3RD IEEE/IFIP Workshop on Security for Emerging Distributed Network Technologies (DISSECT)
Secure and Integrated Management in the Cloud and 5G Era
Co-located with IEEE/IFIP IM 2017
Lisbon, Portugal
Keynote II (back to main page)
Shih-Kun Huang
Professor @ National Chiao Tung University, Taiwan
Exploit Generation: Bug as a Backdoor (BaaB)
April 23rd, 1:30pm - 2:30pmAbstract: Software crash is inevitable and the most common type of software failures. This type of failures is characterized in software testing, reliability, and quality assurance, but not in the cyber security. We have studied the software crash behaviors by constructing symbolic failure models, and automatically produce software attacks through the manipulation of the symbolic model. This work has revealed a severe cyber security threats against software quality. That is, software crash failures introduced by bugs are able to be automatically exploited. If bugs are exploited and attacked, arbitrary code can be executed and a backdoor channel will be built. That is the concept and talk title of Bugs as a Backdoor.
If a backdoor channel is built by embedding bugs in the system, former research on Trojan horse identification will be reduced to the finding of software bugs, still an intractable problem in software engineering, and programming languages.
In this talk, we will introduce the development of exploitable crash detection and the process of automatic exploits (attack input) generation. The generation process has been improved and 7,000 times faster than our initial attempt. If attacks are generated by tools from software crashes, Bugs as a Backdoor is feasible without writing an explicit Trojan horse in the system. A programmer or the software vendor can leave bugs in the system, as unintended features and deniable trapdoors.
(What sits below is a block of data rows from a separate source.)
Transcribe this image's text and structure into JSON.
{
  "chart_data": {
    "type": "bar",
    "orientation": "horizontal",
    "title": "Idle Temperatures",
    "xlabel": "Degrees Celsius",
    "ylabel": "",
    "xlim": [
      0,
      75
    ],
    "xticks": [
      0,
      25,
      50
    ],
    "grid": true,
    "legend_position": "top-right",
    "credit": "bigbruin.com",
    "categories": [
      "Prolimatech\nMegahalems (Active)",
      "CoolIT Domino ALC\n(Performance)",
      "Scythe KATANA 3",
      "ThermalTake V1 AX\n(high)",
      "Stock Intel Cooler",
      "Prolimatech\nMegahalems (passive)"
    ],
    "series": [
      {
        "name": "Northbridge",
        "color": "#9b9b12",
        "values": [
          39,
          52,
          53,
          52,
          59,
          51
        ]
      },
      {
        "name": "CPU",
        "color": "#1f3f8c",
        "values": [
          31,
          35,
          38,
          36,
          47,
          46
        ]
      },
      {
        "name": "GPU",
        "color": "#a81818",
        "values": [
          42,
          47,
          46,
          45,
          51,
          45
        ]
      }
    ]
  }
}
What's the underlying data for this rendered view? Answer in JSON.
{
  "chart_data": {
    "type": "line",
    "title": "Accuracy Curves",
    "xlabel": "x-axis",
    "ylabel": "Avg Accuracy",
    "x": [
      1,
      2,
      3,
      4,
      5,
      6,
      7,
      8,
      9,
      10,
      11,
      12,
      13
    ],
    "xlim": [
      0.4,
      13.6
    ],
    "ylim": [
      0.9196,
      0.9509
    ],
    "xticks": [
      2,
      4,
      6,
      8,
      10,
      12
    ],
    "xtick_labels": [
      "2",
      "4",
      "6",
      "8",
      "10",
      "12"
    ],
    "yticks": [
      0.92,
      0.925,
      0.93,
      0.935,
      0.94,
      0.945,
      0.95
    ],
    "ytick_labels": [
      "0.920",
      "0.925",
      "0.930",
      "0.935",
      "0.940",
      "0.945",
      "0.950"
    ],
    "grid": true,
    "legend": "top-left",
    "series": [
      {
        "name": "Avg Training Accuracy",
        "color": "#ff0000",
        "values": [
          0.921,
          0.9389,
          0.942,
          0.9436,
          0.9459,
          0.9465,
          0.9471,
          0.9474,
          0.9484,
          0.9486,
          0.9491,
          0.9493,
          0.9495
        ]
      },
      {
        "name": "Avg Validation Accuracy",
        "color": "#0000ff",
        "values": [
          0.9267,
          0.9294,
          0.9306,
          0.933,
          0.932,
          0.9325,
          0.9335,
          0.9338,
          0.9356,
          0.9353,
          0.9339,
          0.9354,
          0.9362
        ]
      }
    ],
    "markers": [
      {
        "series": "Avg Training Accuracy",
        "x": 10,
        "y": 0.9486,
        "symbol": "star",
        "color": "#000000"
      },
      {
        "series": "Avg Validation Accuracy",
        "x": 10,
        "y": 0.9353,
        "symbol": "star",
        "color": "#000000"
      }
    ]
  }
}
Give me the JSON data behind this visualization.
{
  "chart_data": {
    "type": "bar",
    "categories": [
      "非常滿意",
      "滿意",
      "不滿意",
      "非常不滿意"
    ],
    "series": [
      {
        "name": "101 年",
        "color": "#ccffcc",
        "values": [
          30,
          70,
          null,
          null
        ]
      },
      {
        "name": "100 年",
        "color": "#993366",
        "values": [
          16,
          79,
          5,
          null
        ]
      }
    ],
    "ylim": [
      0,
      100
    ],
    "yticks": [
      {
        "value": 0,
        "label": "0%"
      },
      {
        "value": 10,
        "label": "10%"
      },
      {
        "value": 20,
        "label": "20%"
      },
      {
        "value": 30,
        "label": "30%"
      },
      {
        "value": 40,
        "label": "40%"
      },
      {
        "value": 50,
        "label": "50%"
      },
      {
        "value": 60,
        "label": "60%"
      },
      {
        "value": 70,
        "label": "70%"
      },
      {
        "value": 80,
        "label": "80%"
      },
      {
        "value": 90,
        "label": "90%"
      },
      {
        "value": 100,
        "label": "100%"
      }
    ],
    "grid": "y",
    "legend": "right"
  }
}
Biography: Shih-Kun Huang received his B.S. (1989), M.S. (1991) and Ph.D. (1996) in Computer Science and Information Engineering from the National Chiao Tung University, and was an assistant research fellow at the Institute of Information Science, Academia Sinica between 1996 and 2004. Currently he is the deputy director of Information Technology Service Center, and a professor of Department of Computer Science, National Chiao Tung University. Dr. Huang's research integrates software engineering, and programming languages to study cyber security and software attacks. He is the Principal Investigator of the MOST project on Exploitable Software Crash (CRAX and CRAXweb).